I wanted a little treat that wasn’t full of treat-like ingredients but also wasn’t as hearty as a muffin. I found these little cookie-type things, and love them. They’re more like a small, baby, thin, sweet pancake to me. I keep these circles of goodness in the freezer and pull them out when I know I will be wanting them.

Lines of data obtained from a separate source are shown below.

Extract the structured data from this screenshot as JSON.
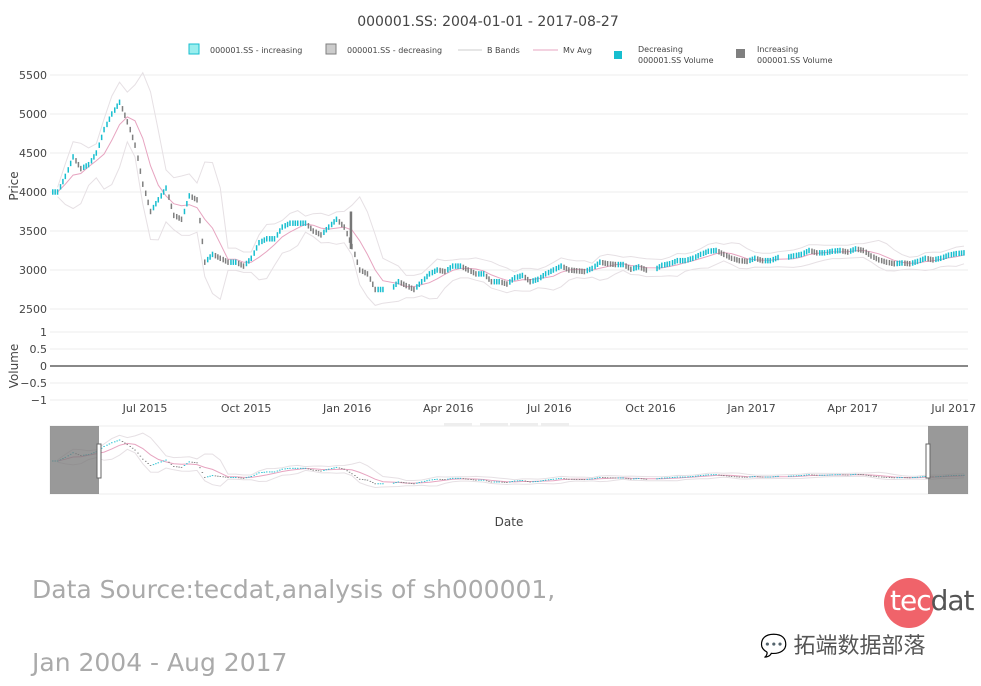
{
  "chart_data": {
    "type": "line",
    "title": "000001.SS: 2004-01-01 - 2017-08-27",
    "xlabel": "Date",
    "ylabel": "Price",
    "ylabel2": "Volume",
    "ylim": [
      2500,
      5500
    ],
    "yticks": [
      "5500",
      "5000",
      "4500",
      "4000",
      "3500",
      "3000",
      "2500"
    ],
    "volume_ylim": [
      -1,
      1
    ],
    "volume_ticks": [
      "1",
      "0.5",
      "0",
      "−0.5",
      "−1"
    ],
    "xticks": [
      "Jul 2015",
      "Oct 2015",
      "Jan 2016",
      "Apr 2016",
      "Jul 2016",
      "Oct 2016",
      "Jan 2017",
      "Apr 2017",
      "Jul 2017"
    ],
    "legend": [
      "000001.SS - increasing",
      "000001.SS - decreasing",
      "B Bands",
      "Mv Avg",
      "Decreasing",
      "000001.SS Volume",
      "Increasing",
      "000001.SS Volume"
    ],
    "legend_placement": "top",
    "colors": {
      "increasing": "#17becf",
      "decreasing": "#7f7f7f",
      "bands": "#e6e0e4",
      "mvavg": "#e7a4c0"
    },
    "series": [
      {
        "name": "000001.SS close",
        "points": [
          [
            "2015-04-13",
            4000
          ],
          [
            "2015-04-20",
            4200
          ],
          [
            "2015-04-27",
            4450
          ],
          [
            "2015-05-04",
            4300
          ],
          [
            "2015-05-11",
            4350
          ],
          [
            "2015-05-18",
            4500
          ],
          [
            "2015-05-25",
            4800
          ],
          [
            "2015-06-01",
            5000
          ],
          [
            "2015-06-08",
            5150
          ],
          [
            "2015-06-15",
            4900
          ],
          [
            "2015-06-22",
            4600
          ],
          [
            "2015-06-29",
            4100
          ],
          [
            "2015-07-06",
            3750
          ],
          [
            "2015-07-13",
            3900
          ],
          [
            "2015-07-20",
            4050
          ],
          [
            "2015-07-27",
            3700
          ],
          [
            "2015-08-03",
            3650
          ],
          [
            "2015-08-10",
            3950
          ],
          [
            "2015-08-17",
            3900
          ],
          [
            "2015-08-24",
            3100
          ],
          [
            "2015-08-31",
            3200
          ],
          [
            "2015-09-07",
            3150
          ],
          [
            "2015-09-14",
            3100
          ],
          [
            "2015-09-21",
            3100
          ],
          [
            "2015-09-28",
            3050
          ],
          [
            "2015-10-05",
            3150
          ],
          [
            "2015-10-12",
            3350
          ],
          [
            "2015-10-19",
            3400
          ],
          [
            "2015-10-26",
            3400
          ],
          [
            "2015-11-02",
            3550
          ],
          [
            "2015-11-09",
            3600
          ],
          [
            "2015-11-16",
            3600
          ],
          [
            "2015-11-23",
            3600
          ],
          [
            "2015-11-30",
            3500
          ],
          [
            "2015-12-07",
            3450
          ],
          [
            "2015-12-14",
            3550
          ],
          [
            "2015-12-21",
            3650
          ],
          [
            "2015-12-28",
            3550
          ],
          [
            "2016-01-04",
            3300
          ],
          [
            "2016-01-11",
            3000
          ],
          [
            "2016-01-18",
            2950
          ],
          [
            "2016-01-25",
            2750
          ],
          [
            "2016-02-01",
            2750
          ],
          [
            "2016-02-15",
            2850
          ],
          [
            "2016-02-22",
            2800
          ],
          [
            "2016-02-29",
            2750
          ],
          [
            "2016-03-07",
            2850
          ],
          [
            "2016-03-14",
            2950
          ],
          [
            "2016-03-21",
            3000
          ],
          [
            "2016-03-28",
            2980
          ],
          [
            "2016-04-04",
            3050
          ],
          [
            "2016-04-11",
            3050
          ],
          [
            "2016-04-18",
            3000
          ],
          [
            "2016-04-25",
            2950
          ],
          [
            "2016-05-02",
            2950
          ],
          [
            "2016-05-09",
            2850
          ],
          [
            "2016-05-16",
            2850
          ],
          [
            "2016-05-23",
            2820
          ],
          [
            "2016-05-30",
            2900
          ],
          [
            "2016-06-06",
            2930
          ],
          [
            "2016-06-13",
            2850
          ],
          [
            "2016-06-20",
            2880
          ],
          [
            "2016-06-27",
            2950
          ],
          [
            "2016-07-04",
            3000
          ],
          [
            "2016-07-11",
            3050
          ],
          [
            "2016-07-18",
            3000
          ],
          [
            "2016-07-25",
            2990
          ],
          [
            "2016-08-01",
            2980
          ],
          [
            "2016-08-08",
            3020
          ],
          [
            "2016-08-15",
            3100
          ],
          [
            "2016-08-22",
            3080
          ],
          [
            "2016-08-29",
            3070
          ],
          [
            "2016-09-05",
            3070
          ],
          [
            "2016-09-12",
            3010
          ],
          [
            "2016-09-19",
            3040
          ],
          [
            "2016-09-26",
            3000
          ],
          [
            "2016-10-10",
            3060
          ],
          [
            "2016-10-17",
            3080
          ],
          [
            "2016-10-24",
            3120
          ],
          [
            "2016-10-31",
            3120
          ],
          [
            "2016-11-07",
            3150
          ],
          [
            "2016-11-14",
            3200
          ],
          [
            "2016-11-21",
            3240
          ],
          [
            "2016-11-28",
            3250
          ],
          [
            "2016-12-05",
            3200
          ],
          [
            "2016-12-12",
            3150
          ],
          [
            "2016-12-19",
            3120
          ],
          [
            "2016-12-26",
            3110
          ],
          [
            "2017-01-02",
            3150
          ],
          [
            "2017-01-09",
            3120
          ],
          [
            "2017-01-16",
            3120
          ],
          [
            "2017-01-23",
            3160
          ],
          [
            "2017-02-06",
            3180
          ],
          [
            "2017-02-13",
            3200
          ],
          [
            "2017-02-20",
            3250
          ],
          [
            "2017-02-27",
            3220
          ],
          [
            "2017-03-06",
            3220
          ],
          [
            "2017-03-13",
            3240
          ],
          [
            "2017-03-20",
            3250
          ],
          [
            "2017-03-27",
            3230
          ],
          [
            "2017-04-03",
            3270
          ],
          [
            "2017-04-10",
            3250
          ],
          [
            "2017-04-17",
            3180
          ],
          [
            "2017-04-24",
            3130
          ],
          [
            "2017-05-01",
            3100
          ],
          [
            "2017-05-08",
            3080
          ],
          [
            "2017-05-15",
            3090
          ],
          [
            "2017-05-22",
            3080
          ],
          [
            "2017-05-29",
            3110
          ],
          [
            "2017-06-05",
            3150
          ],
          [
            "2017-06-12",
            3130
          ],
          [
            "2017-06-19",
            3150
          ],
          [
            "2017-06-26",
            3190
          ],
          [
            "2017-07-03",
            3210
          ],
          [
            "2017-07-10",
            3220
          ]
        ]
      }
    ],
    "annotation_bar": {
      "date": "2016-01-04",
      "low": 3270,
      "high": 3750
    }
  },
  "footer": {
    "line1": "Data Source:tecdat,analysis of sh000001,",
    "line2": "Jan 2004 - Aug 2017"
  },
  "logo": {
    "part1": "tec",
    "part2": "dat",
    "wechat": "拓端数据部落"
  }
}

Ditch the Oreos and whip up a batch of these bad boys.

Ingredients

  • 4 Medjool dates, pits removed
  • 2 ripe bananas
  • ½ cup peanut butter (or another type of nut butter)
  • 1 egg
  • ½ teaspoon vanilla extract
  • ½ teaspoon nutmeg
  • ¼ teaspoon ground cloves
  • ¼ teaspoon cinnamon
  • ½ teaspoon baking soda
  • ½ cup chopped almonds
  • 1/3 cup dried cranberries

 Directions

  1. Preheat oven to 350 degrees Farhenheit.
  2. Add dates to food processor and pulse until chopped. I feel like my food processor is going to blow up because 4 little dates are just tornadoing around in there. Thank goodness, it doesn’t break and we can move on to step 3.
  3. Add in the bananas, peanut butter, egg, vanilla extract, and process until the batter is very smooth.
  4. Add in your spices, the baking soda, chopped almonds and give it a little blend.
  5. Add in cranberries either by mixing in or just processing in, depending on your chunk-liking. Shreds of cranberries or whole cranberries? Hmm.
  6. Scoop the batter onto a cookie sheet lined with parchment paper. They do spread a little.
  7. Bake for 10-12 minutes or until golden brown on the bottom.
  8. Remove from the oven and let cool.
  9. Keep in fridge or freezer!
  10. Enjoy!

NOTE:

These cookies are not that cookie-like, they’re more cake-like.